Prediction of CHF location through applied machine learning

Abstract

The prediction of critical heat flux (CHF) location is a challenging issue in power generation industries. Several factors viz. geometric parameters and operating conditions influence the occurrence of CHF, and many mechanisms have been proposed to better explain the physics behind the occurrence of CHF. As CHF is a complex phenomenon, its dependency on these factors exhibit non-linear relationship. Further, it is challenging to account for all the factors simultaneously in a single model. Moreover, the benchmark experimental data has to be available to validate the constructed model with all the factors viz., operating pressure and power, inlet mass flux and subcooling etc.
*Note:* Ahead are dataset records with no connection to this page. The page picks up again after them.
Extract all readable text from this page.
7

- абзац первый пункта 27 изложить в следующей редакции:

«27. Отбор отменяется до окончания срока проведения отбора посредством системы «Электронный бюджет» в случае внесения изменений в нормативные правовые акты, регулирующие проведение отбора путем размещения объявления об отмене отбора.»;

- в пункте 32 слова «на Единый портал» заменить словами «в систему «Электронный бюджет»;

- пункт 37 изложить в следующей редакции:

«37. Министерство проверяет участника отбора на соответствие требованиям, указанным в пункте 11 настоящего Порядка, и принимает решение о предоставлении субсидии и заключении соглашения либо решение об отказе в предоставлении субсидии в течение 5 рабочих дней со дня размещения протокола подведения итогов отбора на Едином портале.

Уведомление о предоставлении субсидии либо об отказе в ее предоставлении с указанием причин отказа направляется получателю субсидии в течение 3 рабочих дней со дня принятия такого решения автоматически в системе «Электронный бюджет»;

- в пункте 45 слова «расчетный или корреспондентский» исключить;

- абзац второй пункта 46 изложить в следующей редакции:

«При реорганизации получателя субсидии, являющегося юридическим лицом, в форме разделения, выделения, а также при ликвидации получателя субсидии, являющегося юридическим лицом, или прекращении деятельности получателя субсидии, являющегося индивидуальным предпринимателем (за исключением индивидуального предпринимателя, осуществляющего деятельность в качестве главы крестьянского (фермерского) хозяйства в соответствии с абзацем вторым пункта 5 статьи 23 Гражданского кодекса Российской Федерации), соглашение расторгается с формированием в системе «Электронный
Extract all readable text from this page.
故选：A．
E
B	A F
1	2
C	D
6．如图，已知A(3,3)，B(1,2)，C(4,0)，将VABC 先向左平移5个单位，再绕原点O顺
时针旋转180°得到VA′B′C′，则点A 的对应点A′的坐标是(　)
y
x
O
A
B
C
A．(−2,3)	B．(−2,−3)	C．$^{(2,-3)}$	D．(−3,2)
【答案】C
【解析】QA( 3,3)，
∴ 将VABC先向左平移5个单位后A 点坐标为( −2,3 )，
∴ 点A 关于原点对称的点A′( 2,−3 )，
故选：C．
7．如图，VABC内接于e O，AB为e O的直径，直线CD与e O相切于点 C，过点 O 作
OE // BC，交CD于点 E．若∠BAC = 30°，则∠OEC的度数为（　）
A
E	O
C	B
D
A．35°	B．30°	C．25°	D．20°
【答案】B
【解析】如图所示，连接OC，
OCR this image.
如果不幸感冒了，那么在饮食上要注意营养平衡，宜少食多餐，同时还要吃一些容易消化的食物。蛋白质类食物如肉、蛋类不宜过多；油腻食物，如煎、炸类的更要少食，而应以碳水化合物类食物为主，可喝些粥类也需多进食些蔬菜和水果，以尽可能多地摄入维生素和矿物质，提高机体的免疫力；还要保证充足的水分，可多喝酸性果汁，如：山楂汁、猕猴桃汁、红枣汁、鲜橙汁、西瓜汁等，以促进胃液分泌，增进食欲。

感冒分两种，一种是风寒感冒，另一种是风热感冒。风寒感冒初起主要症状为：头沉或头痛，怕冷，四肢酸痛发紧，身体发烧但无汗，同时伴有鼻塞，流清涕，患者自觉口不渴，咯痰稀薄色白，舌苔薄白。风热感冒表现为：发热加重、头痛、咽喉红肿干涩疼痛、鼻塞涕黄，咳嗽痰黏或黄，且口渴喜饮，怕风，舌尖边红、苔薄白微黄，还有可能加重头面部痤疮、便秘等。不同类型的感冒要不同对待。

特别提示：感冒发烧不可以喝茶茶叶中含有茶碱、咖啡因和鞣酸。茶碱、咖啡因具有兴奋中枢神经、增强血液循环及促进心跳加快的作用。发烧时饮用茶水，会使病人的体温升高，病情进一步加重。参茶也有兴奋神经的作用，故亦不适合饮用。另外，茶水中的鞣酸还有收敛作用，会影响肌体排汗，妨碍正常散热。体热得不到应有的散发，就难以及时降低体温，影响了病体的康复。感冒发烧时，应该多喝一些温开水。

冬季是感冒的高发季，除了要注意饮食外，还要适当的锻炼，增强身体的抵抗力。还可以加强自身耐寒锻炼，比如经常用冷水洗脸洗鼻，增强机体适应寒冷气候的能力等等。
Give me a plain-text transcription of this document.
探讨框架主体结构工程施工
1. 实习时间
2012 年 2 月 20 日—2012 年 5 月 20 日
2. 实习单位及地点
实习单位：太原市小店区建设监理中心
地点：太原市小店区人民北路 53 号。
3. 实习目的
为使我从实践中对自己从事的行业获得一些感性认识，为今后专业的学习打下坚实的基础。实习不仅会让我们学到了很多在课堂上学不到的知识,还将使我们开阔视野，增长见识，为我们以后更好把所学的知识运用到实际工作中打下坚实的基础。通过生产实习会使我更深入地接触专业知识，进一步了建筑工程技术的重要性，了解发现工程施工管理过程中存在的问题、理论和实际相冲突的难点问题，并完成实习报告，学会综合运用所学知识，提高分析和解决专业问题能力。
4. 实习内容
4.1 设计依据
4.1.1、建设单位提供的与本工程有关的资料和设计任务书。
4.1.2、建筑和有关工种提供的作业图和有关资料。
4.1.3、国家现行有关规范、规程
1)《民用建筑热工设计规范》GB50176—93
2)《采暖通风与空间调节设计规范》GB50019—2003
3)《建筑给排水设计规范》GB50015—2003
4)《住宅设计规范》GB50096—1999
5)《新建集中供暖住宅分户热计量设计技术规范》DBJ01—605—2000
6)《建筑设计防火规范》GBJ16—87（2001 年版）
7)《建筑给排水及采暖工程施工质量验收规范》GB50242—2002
Due to these reasons, the influence of these factors remain unresolved. Considering the above issues, the present study employs different machine learning models to predict CHF location and identify the accurate model based on the comparisons against the chosen benchmark experimental data. Becker et al. (1983) data bank was selected for machine learning model training as well as the testing due to the wide range of operating conditions covered. Hyperparameter tuning is applied to optimize the performance of the models. Among all the implemented models, the artificial neural network (ANN) model is found to perform well with the training and the test datasets. The mean absolute percentage error (MAPE) of the training and testing data points are 4.01% and 6.04%, respectively. The accuracy score of the ANN model is approximately 96% for the training and 94% for the testing datasets. The proposed model is helpful for design engineers and analysts of power plants for design optimization and to reduce the computational time.